Üllen Andreas, Nusshold Christoph, Glasnov Toma, Saf Robert, Cantillo David, Eibinger Gerald, Reicher Helga, Fauler Günter, Bernhart Eva, Hallstrom Seth, Kogelnik Nora, Zangger Klaus, Oliver Kappe C, Malle Ernst, Sattler Wolfgang
Institute of Molecular Biology and Biochemistry, Medical University of Graz, Graz, Austria.
Christian Doppler Laboratory for Flow Chemistry, Institute of Chemistry, University of Graz, Graz, Austria.

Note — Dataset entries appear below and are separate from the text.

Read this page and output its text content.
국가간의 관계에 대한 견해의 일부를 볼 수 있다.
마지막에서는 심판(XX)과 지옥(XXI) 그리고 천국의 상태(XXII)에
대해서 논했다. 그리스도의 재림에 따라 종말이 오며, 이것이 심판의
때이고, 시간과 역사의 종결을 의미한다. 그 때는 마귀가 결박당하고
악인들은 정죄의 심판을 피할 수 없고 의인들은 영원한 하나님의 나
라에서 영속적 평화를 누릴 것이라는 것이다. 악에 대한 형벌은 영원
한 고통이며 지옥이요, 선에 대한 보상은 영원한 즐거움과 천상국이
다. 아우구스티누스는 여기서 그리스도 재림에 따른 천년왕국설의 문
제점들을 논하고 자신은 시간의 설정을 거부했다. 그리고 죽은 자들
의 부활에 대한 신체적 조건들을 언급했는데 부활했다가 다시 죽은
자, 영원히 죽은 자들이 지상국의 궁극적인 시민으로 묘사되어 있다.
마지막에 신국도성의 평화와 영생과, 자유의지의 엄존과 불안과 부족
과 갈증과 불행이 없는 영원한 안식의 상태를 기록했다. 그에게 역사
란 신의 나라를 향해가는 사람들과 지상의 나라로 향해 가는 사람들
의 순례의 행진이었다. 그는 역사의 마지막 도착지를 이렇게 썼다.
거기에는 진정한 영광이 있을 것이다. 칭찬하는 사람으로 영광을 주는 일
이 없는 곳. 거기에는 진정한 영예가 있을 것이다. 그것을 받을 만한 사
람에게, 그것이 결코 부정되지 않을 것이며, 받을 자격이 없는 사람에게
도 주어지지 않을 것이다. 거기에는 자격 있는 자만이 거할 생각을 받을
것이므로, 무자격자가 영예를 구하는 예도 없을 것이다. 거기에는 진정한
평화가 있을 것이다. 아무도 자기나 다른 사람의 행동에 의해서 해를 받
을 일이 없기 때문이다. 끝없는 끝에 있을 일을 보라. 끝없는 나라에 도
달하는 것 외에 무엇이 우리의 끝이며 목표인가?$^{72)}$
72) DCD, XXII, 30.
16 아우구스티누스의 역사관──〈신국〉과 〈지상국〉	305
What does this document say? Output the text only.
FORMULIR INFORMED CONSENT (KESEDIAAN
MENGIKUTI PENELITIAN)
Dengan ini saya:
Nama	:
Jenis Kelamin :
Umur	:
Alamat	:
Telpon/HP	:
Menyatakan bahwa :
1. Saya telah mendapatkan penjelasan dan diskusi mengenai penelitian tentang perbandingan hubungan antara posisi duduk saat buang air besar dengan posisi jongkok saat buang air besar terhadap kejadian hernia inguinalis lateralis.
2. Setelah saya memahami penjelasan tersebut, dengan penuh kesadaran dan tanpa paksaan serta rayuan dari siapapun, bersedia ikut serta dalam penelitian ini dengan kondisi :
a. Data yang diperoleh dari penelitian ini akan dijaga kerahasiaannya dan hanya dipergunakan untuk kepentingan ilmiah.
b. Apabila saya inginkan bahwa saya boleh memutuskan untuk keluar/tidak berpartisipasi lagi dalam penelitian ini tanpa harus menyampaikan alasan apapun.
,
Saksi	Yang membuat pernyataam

Biochem Pharmacol. 2015 Feb 15;93(4):470-81. doi: 10.1016/j.bcp.2014.12.017. Epub 2015 Jan 6.
Hypochlorous acid added as reagent or generated by the myeloperoxidase (MPO)-H2O2-Cl(-) system oxidatively modifies brain ether-phospholipids (plasmalogens). This reaction generates a sn2-acyl-lysophospholipid and chlorinated fatty aldehydes. 2-Chlorohexadecanal (2-ClHDA), a prototypic member of chlorinated long-chain fatty aldehydes, has potent neurotoxic potential by inflicting blood-brain barrier (BBB) damage. During earlier studies we could show that the dihydrochalcone-type polyphenol phloretin attenuated 2-ClHDA-induced BBB dysfunction. To clarify the underlying mechanism(s) we now investigated the possibility of covalent adduct formation between 2-ClHDA and phloretin. Coincubation of 2-ClHDA and phloretin in phosphatidylcholine liposomes revealed a half-life of 2-ClHDA of approx. 120min, decaying at a rate of 5.9×10(-3)min(-1). NMR studies and enthalpy calculations suggested that 2-ClHDA-phloretin adduct formation occurs via electrophilic aromatic substitution followed by hemiacetal formation on the A-ring of phloretin. Adduct characterization by high-resolution mass spectroscopy confirmed these results. In contrast to 2-ClHDA, the covalent 2-ClHDA-phloretin adduct was without adverse effects on MTT reduction (an indicator for metabolic activity), cellular adenine nucleotide content, and barrier function of brain microvascular endothelial cells (BMVEC). Of note, 2-ClHDA-phloretin adduct formation was also observed in BMVEC cultures. Intraperitoneal application and subsequent GC-MS analysis of brain lipid extracts revealed that phloretin is able to penetrate the BBB of C57BL/6J mice. Data of the present study indicate that phloretin scavenges 2-ClHDA, thereby attenuating 2-ClHDA-mediated brain endothelial cell dysfunction. We here identify a detoxification pathway for a prototypic chlorinated fatty aldehyde (generated via the MPO axis) that compromises BBB function in vitro and in vivo.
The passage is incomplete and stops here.